Goa Gajah
La cave de
l’éléphant
Ubud stories #9
23 février 2014 : Une caverne dans la gueule d’un monstre
Le sommeil, le manque cruel de sommeil avec la fatigue du voyage encore présente. Voilà comment commence cette nouvelle journée. J’ai les cuisses endolories, le front rougi par le soleil et le nez roussi. Mais cela n’entache pas ma bonne humeur, bien au contraire. Ces petites contrariétés font elles aussi partie du voyage, elles vous rappellent que vous avez un corps et que vous ne pouvez faire autrement que de le traîner derrière vous comme un sac à patates.
Je déjeune d’un café fort qui me fait penser au café turc, le fond de la tasse barbouillé de marc, et d’un mie goreng, une des spécialités indonésiennes, un plat de pâtes frites aux légumes et à la viande. Comme souvent avec ce genre de plat, je manque de m’étouffer en faisant le brave ; croquer à pleines dents dans un piment frais n’est jamais vraiment une bonne idée. Un papillon noir et blanc et une libellule viennent me tenir compagnie sous le kiosque. J’observe les ficus repens et les lézards qui courent sur les murs. Un gars de l’hôtel me dit que dans sa langue, on dit cicak (djidjak), ce qui correspond certainement à l’image de la bestiole qui court dans toutes les directions.
A la réception de l’hôtel, j’arrive à négocier un taxi à la journée pour 300 000 roupies, ce qui doit correspondre à une vingtaine d’euros. En fait de taxi, c’est un gros van climatisé ; ce qui ne sera pas un luxe vue la température qu’il fait. Ce n’est pas tant la morsure du soleil qui rend l’atmosphère insupportable mais surtout l’humidité écrasante. J’ai déjà ma petite idée des endroits où je veux me rendre et ma première destination sera Goa Gajah, la cave de l’éléphant.
La cave de l’éléphant est située à la sortie d’Ubud, à 5 kilomètres du centre, déjà dans la nature environnant la petite ville de Beduluh. En à peine 10 minutes, je suis arrivé, même pas le temps de se rafraîchir dans le van. C’est un site sans prétention, presque caché, fiché en surplomb d’une petite rivière.
La réalité historique concernant l’édification de cet endroit n’a, comme souvent dans les mythes hindous, que peu d’importance.
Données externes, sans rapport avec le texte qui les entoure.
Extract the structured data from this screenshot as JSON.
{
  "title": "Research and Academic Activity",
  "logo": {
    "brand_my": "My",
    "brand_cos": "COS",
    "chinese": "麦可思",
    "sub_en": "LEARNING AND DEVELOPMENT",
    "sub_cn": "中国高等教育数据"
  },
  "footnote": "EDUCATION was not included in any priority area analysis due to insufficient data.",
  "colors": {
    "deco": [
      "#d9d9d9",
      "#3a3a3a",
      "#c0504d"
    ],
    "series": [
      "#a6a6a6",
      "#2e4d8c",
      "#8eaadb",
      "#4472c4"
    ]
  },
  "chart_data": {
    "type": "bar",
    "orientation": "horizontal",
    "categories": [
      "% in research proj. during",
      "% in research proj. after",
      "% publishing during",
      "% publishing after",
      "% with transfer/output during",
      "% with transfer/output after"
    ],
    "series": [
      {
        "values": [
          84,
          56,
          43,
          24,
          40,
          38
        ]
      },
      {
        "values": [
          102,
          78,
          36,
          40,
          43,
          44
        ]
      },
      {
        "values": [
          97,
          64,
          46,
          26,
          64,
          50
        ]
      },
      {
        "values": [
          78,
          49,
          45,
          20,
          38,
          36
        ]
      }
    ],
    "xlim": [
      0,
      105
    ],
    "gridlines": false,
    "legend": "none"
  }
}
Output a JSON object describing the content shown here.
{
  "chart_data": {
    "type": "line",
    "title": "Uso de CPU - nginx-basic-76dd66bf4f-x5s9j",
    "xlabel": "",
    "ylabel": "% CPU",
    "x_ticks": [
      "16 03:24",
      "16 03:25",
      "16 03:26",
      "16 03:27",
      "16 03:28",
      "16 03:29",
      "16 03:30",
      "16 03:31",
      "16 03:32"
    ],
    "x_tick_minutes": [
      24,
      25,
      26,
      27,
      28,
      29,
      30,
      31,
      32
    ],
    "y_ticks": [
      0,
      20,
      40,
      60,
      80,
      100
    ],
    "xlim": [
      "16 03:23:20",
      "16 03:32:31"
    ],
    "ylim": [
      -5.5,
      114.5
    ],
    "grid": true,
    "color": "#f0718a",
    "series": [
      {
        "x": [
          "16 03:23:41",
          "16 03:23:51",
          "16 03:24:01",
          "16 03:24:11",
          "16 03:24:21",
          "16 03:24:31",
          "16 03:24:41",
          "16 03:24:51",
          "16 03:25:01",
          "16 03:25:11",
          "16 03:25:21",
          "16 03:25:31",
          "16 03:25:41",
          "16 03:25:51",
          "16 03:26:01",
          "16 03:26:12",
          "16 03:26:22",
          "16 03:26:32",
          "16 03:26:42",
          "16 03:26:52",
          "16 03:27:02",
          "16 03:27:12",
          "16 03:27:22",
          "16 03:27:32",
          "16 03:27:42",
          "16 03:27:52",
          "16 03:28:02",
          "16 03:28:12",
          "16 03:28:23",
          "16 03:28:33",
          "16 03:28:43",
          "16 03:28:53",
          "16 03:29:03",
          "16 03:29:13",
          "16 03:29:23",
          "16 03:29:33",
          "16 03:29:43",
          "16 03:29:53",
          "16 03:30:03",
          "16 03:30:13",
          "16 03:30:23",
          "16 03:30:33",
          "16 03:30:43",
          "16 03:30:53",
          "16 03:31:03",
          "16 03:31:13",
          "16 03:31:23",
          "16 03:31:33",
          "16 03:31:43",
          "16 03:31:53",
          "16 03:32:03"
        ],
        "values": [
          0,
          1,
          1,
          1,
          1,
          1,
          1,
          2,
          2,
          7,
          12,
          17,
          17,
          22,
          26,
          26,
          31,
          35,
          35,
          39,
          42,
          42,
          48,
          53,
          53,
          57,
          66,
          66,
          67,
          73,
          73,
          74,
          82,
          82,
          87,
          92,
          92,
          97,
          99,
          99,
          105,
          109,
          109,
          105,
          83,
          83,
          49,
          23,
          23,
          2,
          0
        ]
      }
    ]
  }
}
On raconte que c’était peut-être l’ermitage d’un moine bouddhiste ou alors une grotte creusée par le géant Kebo Iwo à coups d’ongles.
Ce n’est pas vraiment un temple. Ici on trouve une grotte, des bains et une rivière jonchée de pierres taillées en désordre. La grotte elle-même est taillée dans la roche et l’entrée se fait par la bouche de Boma, gardien du lieu, personnage terrifiant destiné à repousser les esprits, car le lieu est sacré à plusieurs raisons. Ici se trouve la statue de Ganesh (qui donne son à la cave) mais également les trois lingams (लिङ्गं) de Shiva, des représentations phalliques épaisses taillées dans une pierre noire que certains ont caressé de leurs doigts enduits de cendres. Des offrandes ont été déposées au pied des cailloux et des bâtons d’encens brûlent dans une semi-obscurité rendant l’atmosphère chaude absolument suffocante. Je ne peux rester que quelques instants à l’intérieur de peur de m’évanouir, ne sachant si c’est à cause de la chaleur ou d’un sentiment étrange empli de mystères.
Le bassin de Patirtaan que l’on trouve au pied de la cave est une construction comprenant un ensemble de statues de femmes à la poitrine opulente déversant de l’eau depuis des vases qu’elles portent sur le ventre, par lequel on accède en descendant une volée de marches glissantes. On raconte que l’eau sacrée de ces bains ont la vertu de conserver la jeunesse. Je prends dans mes mains un peu de cette eau pour rester jeune ; je ressens surtout son effet bénéfique sur la peau de mon visage recouverte de sueur avec cette température écrasante.
En suivant un petit chemin, on rejoint une rivière à l’eau claire abritée du soleil par les frondaisons de grands arbres aux racines puissantes formant des serpentins de bois s’enfonçant dans une terre poussiéreuse ; ce sont les fameux banians, ces arbres sacrés représentant la connaissance suprême. Le lieu est incroyablement calme, personne à l’horizon, seulement le vent dans les hautes branches et le doux roucoulement d’une tourterelle qui dévale le cours de la rivière ; je me laisse bercer quelques instants par cette impression de bien-être en me reposant au pied des arbres, écoutant le ronron de l’eau, avant de reprendre la route.